Final answer:
In the diuresis phase of AKI, nurses should monitor patients for hypokalemia and dehydration, which are common complications due to the loss of potassium and fluids through increased urine excretion.
Step-by-step explanation:
The diuresis phase of acute kidney injury (AKI) is characterized by an increase in urine production as the kidneys begin to recover. During this phase, there is a risk of developing electrolyte imbalances due to the high volume of urine excretion. A nurse caring for a patient in this phase should monitor for signs of hypokalemia, which is a common complication due to the loss of potassium with the increased urine output.
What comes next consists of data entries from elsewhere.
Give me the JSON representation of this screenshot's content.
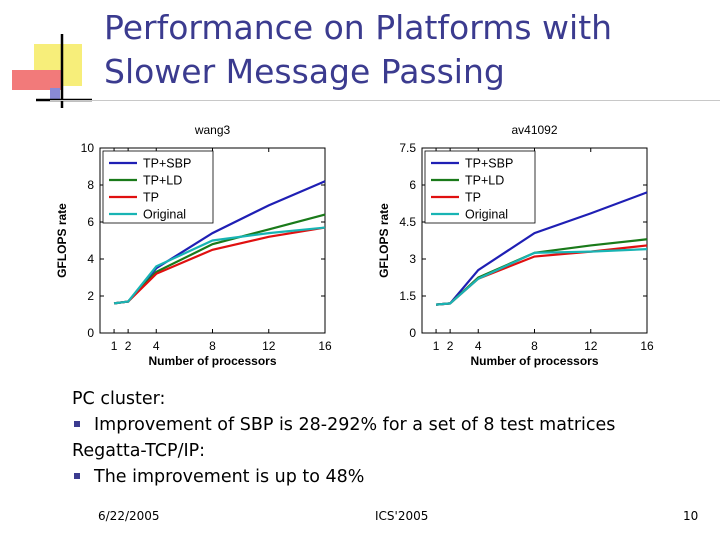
{
  "slide": {
    "title_line1": "Performance on Platforms with",
    "title_line2": "Slower Message Passing",
    "bullets": [
      {
        "text": "PC cluster:",
        "bullet": false
      },
      {
        "text": "Improvement of SBP is 28-292% for a set of 8 test matrices",
        "bullet": true
      },
      {
        "text": "Regatta-TCP/IP:",
        "bullet": false
      },
      {
        "text": "The improvement is up to 48%",
        "bullet": true
      }
    ],
    "footer": {
      "date": "6/22/2005",
      "center": "ICS'2005",
      "page": "10"
    },
    "accent_color": "#3b3b8f"
  },
  "chart_data": [
    {
      "type": "line",
      "title": "wang3",
      "xlabel": "Number of processors",
      "ylabel": "GFLOPS rate",
      "x": [
        1,
        2,
        4,
        8,
        12,
        16
      ],
      "xticks": [
        "1",
        "2",
        "4",
        "8",
        "12",
        "16"
      ],
      "yticks": [
        "0",
        "2",
        "4",
        "6",
        "8",
        "10"
      ],
      "xlim": [
        0,
        16
      ],
      "ylim": [
        0,
        10
      ],
      "legend_position": "top-left",
      "series": [
        {
          "name": "TP+SBP",
          "color": "#1f1fb4",
          "values": [
            1.6,
            1.7,
            3.5,
            5.4,
            6.9,
            8.2
          ]
        },
        {
          "name": "TP+LD",
          "color": "#1a7a1a",
          "values": [
            1.6,
            1.7,
            3.3,
            4.8,
            5.6,
            6.4
          ]
        },
        {
          "name": "TP",
          "color": "#e01010",
          "values": [
            1.6,
            1.7,
            3.2,
            4.5,
            5.2,
            5.7
          ]
        },
        {
          "name": "Original",
          "color": "#18b4b4",
          "values": [
            1.6,
            1.7,
            3.6,
            5.0,
            5.4,
            5.7
          ]
        }
      ]
    },
    {
      "type": "line",
      "title": "av41092",
      "xlabel": "Number of processors",
      "ylabel": "GFLOPS rate",
      "x": [
        1,
        2,
        4,
        8,
        12,
        16
      ],
      "xticks": [
        "1",
        "2",
        "4",
        "8",
        "12",
        "16"
      ],
      "yticks": [
        "0",
        "1.5",
        "3",
        "4.5",
        "6",
        "7.5"
      ],
      "xlim": [
        0,
        16
      ],
      "ylim": [
        0,
        7.5
      ],
      "legend_position": "top-left",
      "series": [
        {
          "name": "TP+SBP",
          "color": "#1f1fb4",
          "values": [
            1.15,
            1.2,
            2.55,
            4.05,
            4.85,
            5.7
          ]
        },
        {
          "name": "TP+LD",
          "color": "#1a7a1a",
          "values": [
            1.15,
            1.2,
            2.25,
            3.25,
            3.55,
            3.8
          ]
        },
        {
          "name": "TP",
          "color": "#e01010",
          "values": [
            1.15,
            1.2,
            2.2,
            3.1,
            3.3,
            3.55
          ]
        },
        {
          "name": "Original",
          "color": "#18b4b4",
          "values": [
            1.15,
            1.2,
            2.2,
            3.25,
            3.3,
            3.4
          ]
        }
      ]
    }
  ]
}
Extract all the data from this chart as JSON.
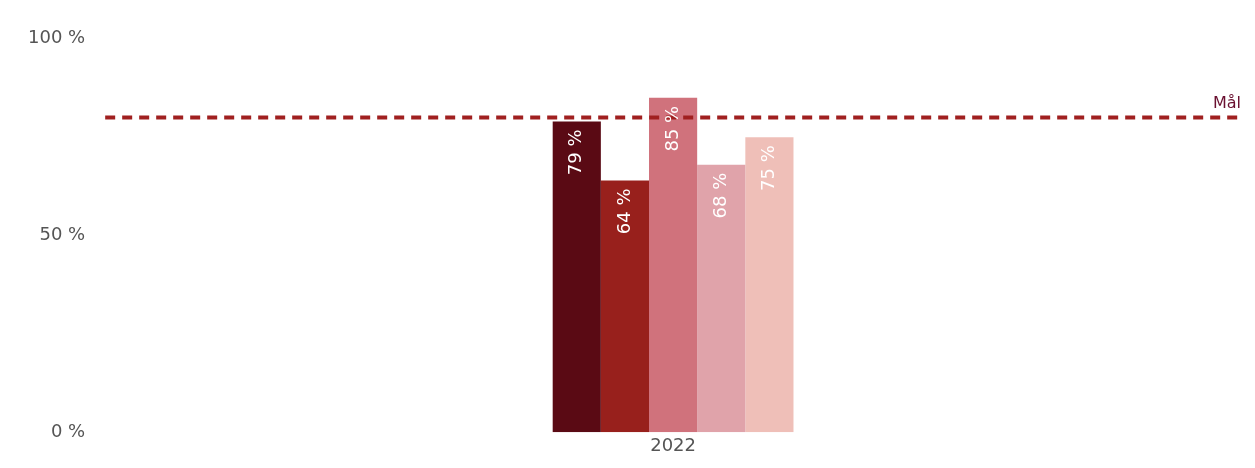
{
  "chart_data": {
    "type": "bar",
    "categories": [
      "2022"
    ],
    "series": [
      {
        "color": "#5a0a14",
        "values": [
          79
        ],
        "value_labels": [
          "79 %"
        ]
      },
      {
        "color": "#98201c",
        "values": [
          64
        ],
        "value_labels": [
          "64 %"
        ]
      },
      {
        "color": "#d0727c",
        "values": [
          85
        ],
        "value_labels": [
          "85 %"
        ]
      },
      {
        "color": "#e0a3aa",
        "values": [
          68
        ],
        "value_labels": [
          "68 %"
        ]
      },
      {
        "color": "#efbfb8",
        "values": [
          75
        ],
        "value_labels": [
          "75 %"
        ]
      }
    ],
    "ylim": [
      0,
      100
    ],
    "yticks": [
      {
        "value": 0,
        "label": "0 %"
      },
      {
        "value": 50,
        "label": "50 %"
      },
      {
        "value": 100,
        "label": "100 %"
      }
    ],
    "ref_lines": [
      {
        "axis": "y",
        "value": 80,
        "label": "Mål",
        "color": "#a02020",
        "line_style": "dashed"
      }
    ],
    "grid": false,
    "legend": false
  }
}
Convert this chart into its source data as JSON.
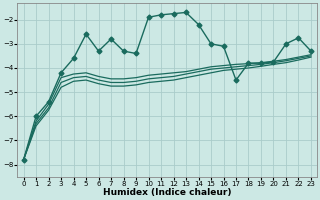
{
  "xlabel": "Humidex (Indice chaleur)",
  "background_color": "#cce8e4",
  "grid_color": "#aaccca",
  "line_color": "#1a6b5e",
  "xlim": [
    -0.5,
    23.5
  ],
  "ylim": [
    -8.5,
    -1.3
  ],
  "yticks": [
    -8,
    -7,
    -6,
    -5,
    -4,
    -3,
    -2
  ],
  "xticks": [
    0,
    1,
    2,
    3,
    4,
    5,
    6,
    7,
    8,
    9,
    10,
    11,
    12,
    13,
    14,
    15,
    16,
    17,
    18,
    19,
    20,
    21,
    22,
    23
  ],
  "series": [
    {
      "x": [
        0,
        1,
        2,
        3,
        4,
        5,
        6,
        7,
        8,
        9,
        10,
        11,
        12,
        13,
        14,
        15,
        16,
        17,
        18,
        19,
        20,
        21,
        22,
        23
      ],
      "y": [
        -7.8,
        -6.0,
        -5.4,
        -4.2,
        -3.6,
        -2.6,
        -3.3,
        -2.8,
        -3.3,
        -3.4,
        -1.9,
        -1.8,
        -1.75,
        -1.7,
        -2.2,
        -3.0,
        -3.1,
        -4.5,
        -3.8,
        -3.8,
        -3.75,
        -3.0,
        -2.75,
        -3.3
      ],
      "marker": "D",
      "markersize": 2.5,
      "linewidth": 1.0
    },
    {
      "x": [
        0,
        1,
        2,
        3,
        4,
        5,
        6,
        7,
        8,
        9,
        10,
        11,
        12,
        13,
        14,
        15,
        16,
        17,
        18,
        19,
        20,
        21,
        22,
        23
      ],
      "y": [
        -7.8,
        -6.2,
        -5.5,
        -4.4,
        -4.25,
        -4.2,
        -4.35,
        -4.45,
        -4.45,
        -4.4,
        -4.3,
        -4.25,
        -4.2,
        -4.15,
        -4.05,
        -3.95,
        -3.9,
        -3.85,
        -3.82,
        -3.78,
        -3.72,
        -3.65,
        -3.55,
        -3.45
      ],
      "marker": null,
      "linewidth": 0.9
    },
    {
      "x": [
        0,
        1,
        2,
        3,
        4,
        5,
        6,
        7,
        8,
        9,
        10,
        11,
        12,
        13,
        14,
        15,
        16,
        17,
        18,
        19,
        20,
        21,
        22,
        23
      ],
      "y": [
        -7.8,
        -6.3,
        -5.65,
        -4.6,
        -4.4,
        -4.35,
        -4.5,
        -4.6,
        -4.6,
        -4.55,
        -4.45,
        -4.4,
        -4.35,
        -4.25,
        -4.15,
        -4.05,
        -4.0,
        -3.95,
        -3.9,
        -3.85,
        -3.78,
        -3.7,
        -3.6,
        -3.5
      ],
      "marker": null,
      "linewidth": 0.9
    },
    {
      "x": [
        0,
        1,
        2,
        3,
        4,
        5,
        6,
        7,
        8,
        9,
        10,
        11,
        12,
        13,
        14,
        15,
        16,
        17,
        18,
        19,
        20,
        21,
        22,
        23
      ],
      "y": [
        -7.8,
        -6.4,
        -5.75,
        -4.8,
        -4.55,
        -4.5,
        -4.65,
        -4.75,
        -4.75,
        -4.7,
        -4.6,
        -4.55,
        -4.5,
        -4.4,
        -4.3,
        -4.2,
        -4.1,
        -4.05,
        -4.0,
        -3.93,
        -3.85,
        -3.78,
        -3.67,
        -3.55
      ],
      "marker": null,
      "linewidth": 0.9
    }
  ]
}
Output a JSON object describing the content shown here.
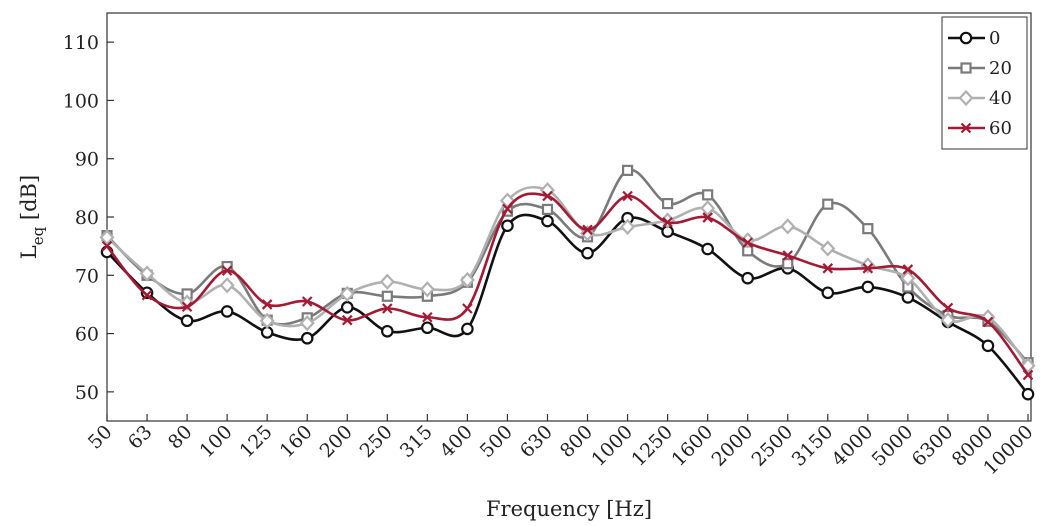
{
  "chart_data": {
    "type": "line",
    "xlabel": "Frequency [Hz]",
    "ylabel": {
      "main": "L",
      "subscript": "eq",
      "unit": " [dB]"
    },
    "categories": [
      "50",
      "63",
      "80",
      "100",
      "125",
      "160",
      "200",
      "250",
      "315",
      "400",
      "500",
      "630",
      "800",
      "1000",
      "1250",
      "1600",
      "2000",
      "2500",
      "3150",
      "4000",
      "5000",
      "6300",
      "8000",
      "10000"
    ],
    "yticks": [
      50,
      60,
      70,
      80,
      90,
      100,
      110
    ],
    "ylim": [
      45,
      115
    ],
    "grid": false,
    "legend_position": "top-right",
    "series": [
      {
        "name": "0",
        "color": "#111111",
        "marker": "circle",
        "values": [
          74,
          67,
          62.2,
          63.8,
          60.2,
          59.2,
          64.5,
          60.4,
          61,
          60.8,
          78.5,
          79.3,
          73.8,
          79.8,
          77.5,
          74.5,
          69.5,
          71.2,
          67,
          68,
          66.2,
          62,
          57.9,
          49.6
        ]
      },
      {
        "name": "20",
        "color": "#7a7a7a",
        "marker": "square",
        "values": [
          76.8,
          70,
          66.8,
          71.5,
          62.3,
          62.7,
          66.9,
          66.4,
          66.4,
          68.8,
          81,
          81.3,
          76.6,
          88,
          82.3,
          83.8,
          74.2,
          72,
          82.2,
          78,
          68,
          63.1,
          62.1,
          55
        ]
      },
      {
        "name": "40",
        "color": "#b0b0b0",
        "marker": "diamond",
        "values": [
          76.5,
          70.3,
          65.3,
          68.3,
          62.2,
          61.8,
          66.8,
          68.9,
          67.6,
          69.2,
          82.8,
          84.6,
          77.2,
          78.3,
          79.4,
          81.5,
          76,
          78.4,
          74.6,
          71.7,
          69.5,
          62.3,
          62.8,
          54.5
        ]
      },
      {
        "name": "60",
        "color": "#a31a34",
        "marker": "x",
        "values": [
          75,
          66.6,
          64.6,
          70.8,
          65,
          65.5,
          62.3,
          64.3,
          62.8,
          64.3,
          81.4,
          83.6,
          77.8,
          83.6,
          79.1,
          79.9,
          75.6,
          73.4,
          71.2,
          71.2,
          71,
          64.4,
          62,
          52.9
        ]
      }
    ]
  }
}
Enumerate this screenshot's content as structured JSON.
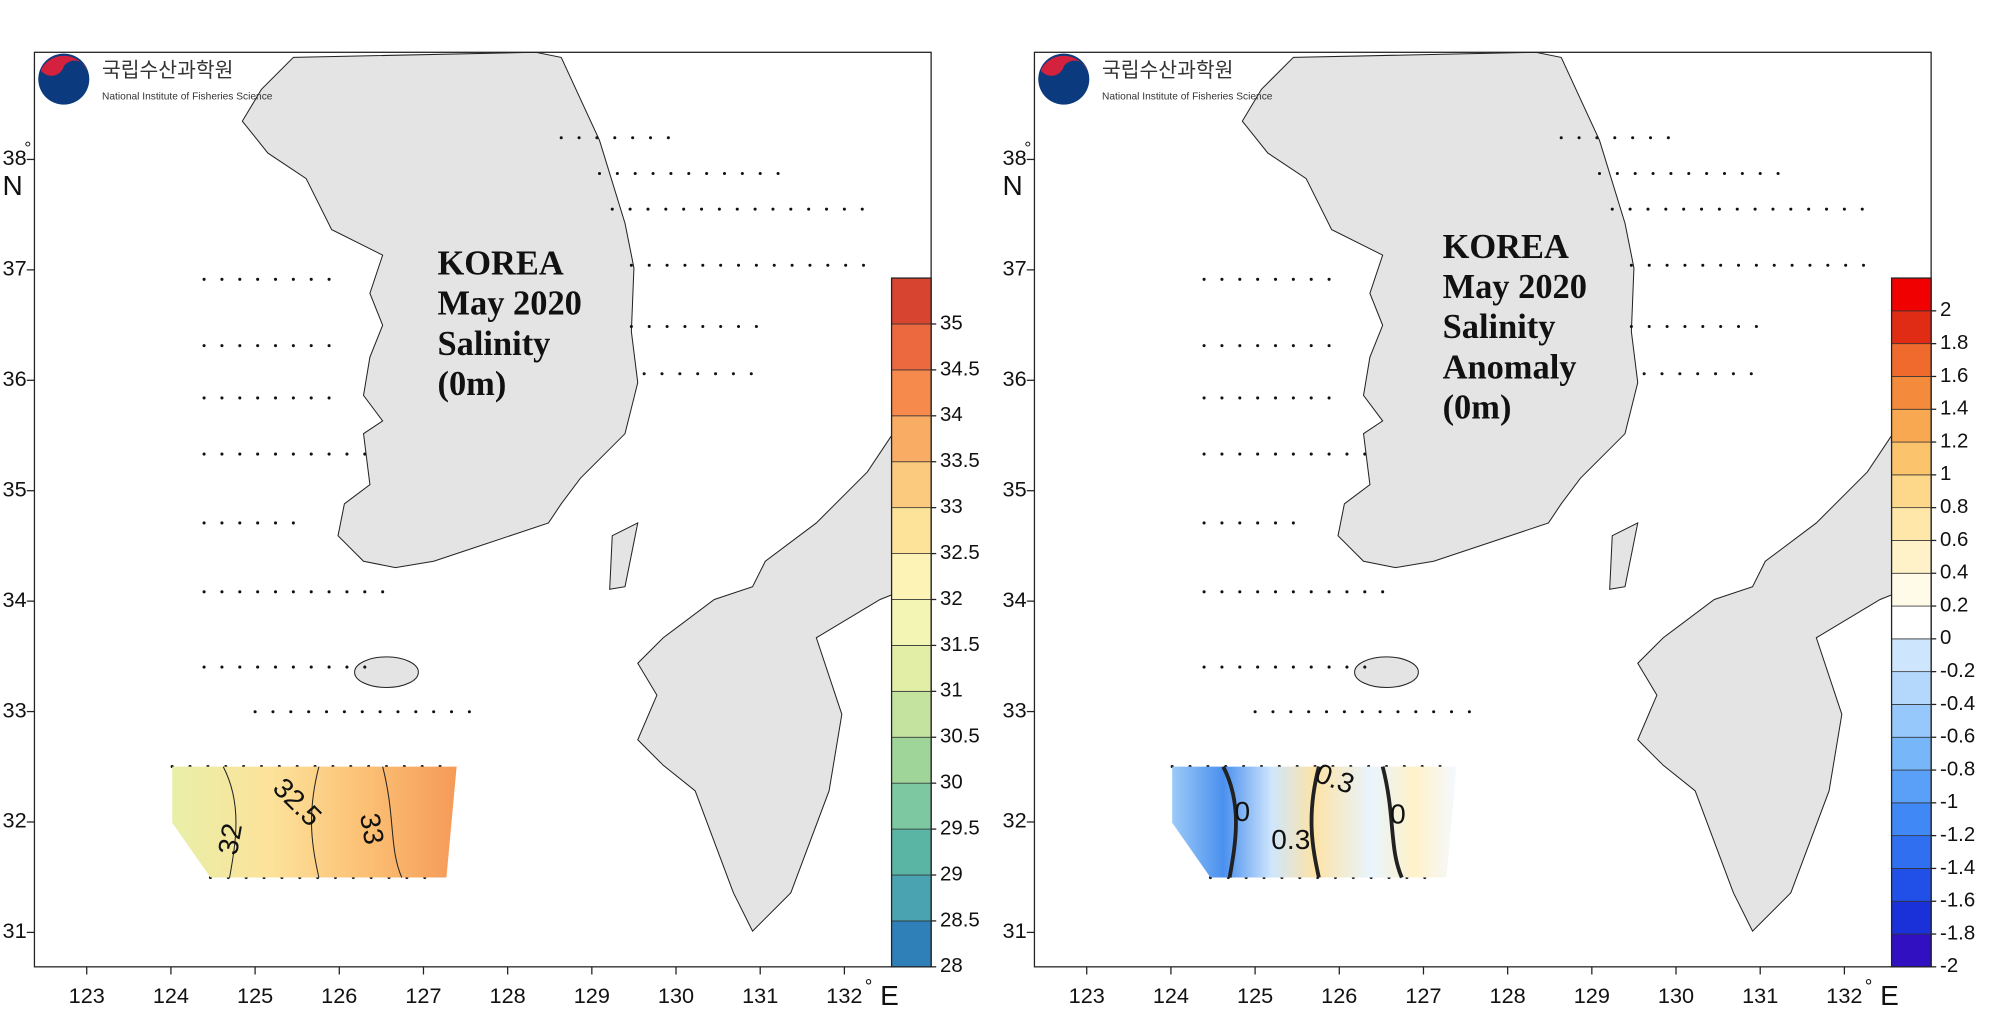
{
  "panels": [
    {
      "logo": {
        "korean": "국립수산과학원",
        "english": "National Institute of Fisheries Science"
      },
      "title_lines": [
        "KOREA",
        "May 2020",
        "Salinity",
        "(0m)"
      ],
      "x_ticks": [
        123,
        124,
        125,
        126,
        127,
        128,
        129,
        130,
        131,
        132
      ],
      "y_ticks": [
        31,
        32,
        33,
        34,
        35,
        36,
        37,
        38
      ],
      "degree": "°",
      "x_label": "E",
      "y_label": "N",
      "colorbar": {
        "lim": [
          28,
          35.5
        ],
        "ticks": [
          28,
          28.5,
          29,
          29.5,
          30,
          30.5,
          31,
          31.5,
          32,
          32.5,
          33,
          33.5,
          34,
          34.5,
          35
        ],
        "colors": [
          "#2f7fb8",
          "#4aa3b0",
          "#5bb5a4",
          "#7dc8a0",
          "#a0d59a",
          "#c4e39e",
          "#e2eea6",
          "#f3f5b4",
          "#fdf3b6",
          "#fde29a",
          "#fcca7e",
          "#f9ad64",
          "#f58a4c",
          "#ec6940",
          "#d74530"
        ]
      },
      "contour_labels": [
        "32.5",
        "33",
        "32"
      ]
    },
    {
      "logo": {
        "korean": "국립수산과학원",
        "english": "National Institute of Fisheries Science"
      },
      "title_lines": [
        "KOREA",
        "May 2020",
        "Salinity",
        "Anomaly",
        "(0m)"
      ],
      "x_ticks": [
        123,
        124,
        125,
        126,
        127,
        128,
        129,
        130,
        131,
        132
      ],
      "y_ticks": [
        31,
        32,
        33,
        34,
        35,
        36,
        37,
        38
      ],
      "degree": "°",
      "x_label": "E",
      "y_label": "N",
      "colorbar": {
        "lim": [
          -2,
          2.2
        ],
        "ticks": [
          -2,
          -1.8,
          -1.6,
          -1.4,
          -1.2,
          -1,
          -0.8,
          -0.6,
          -0.4,
          -0.2,
          0,
          0.2,
          0.4,
          0.6,
          0.8,
          1,
          1.2,
          1.4,
          1.6,
          1.8,
          2
        ],
        "colors": [
          "#3010c0",
          "#1a30d8",
          "#2050e8",
          "#3070f0",
          "#4088f5",
          "#5aa0f8",
          "#78b6fa",
          "#96c8fb",
          "#b4d8fc",
          "#cde6fd",
          "#ffffff",
          "#fffbe8",
          "#fff2c8",
          "#fee7a8",
          "#fdd78a",
          "#fbc46c",
          "#f8a850",
          "#f48a3c",
          "#ef6a2c",
          "#e02c14",
          "#f00000"
        ]
      },
      "contour_labels": [
        "0",
        "0.3",
        "0.3",
        "0"
      ]
    }
  ]
}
Hypokalemia can lead to several complications including muscle weakness, abnormal heart rhythms, and changes in nerve function. Additionally, the nurse should monitor for dehydration, as the excessive loss of fluids through urine can lead to a decrease in blood volume (hypovolemia), potentially causing symptoms such as low blood pressure and confusion.
Other complications to monitor for include hypocalcemia and acute flank pain; however, the most critical conditions that occur more frequently are hypokalemia and dehydration. Notably, dehydration can enhance the effects of hypokalemia and other electrolyte disturbances, so it is imperative for the nurse to closely observe the patient's fluid balance, electrolyte levels, and overall well-being.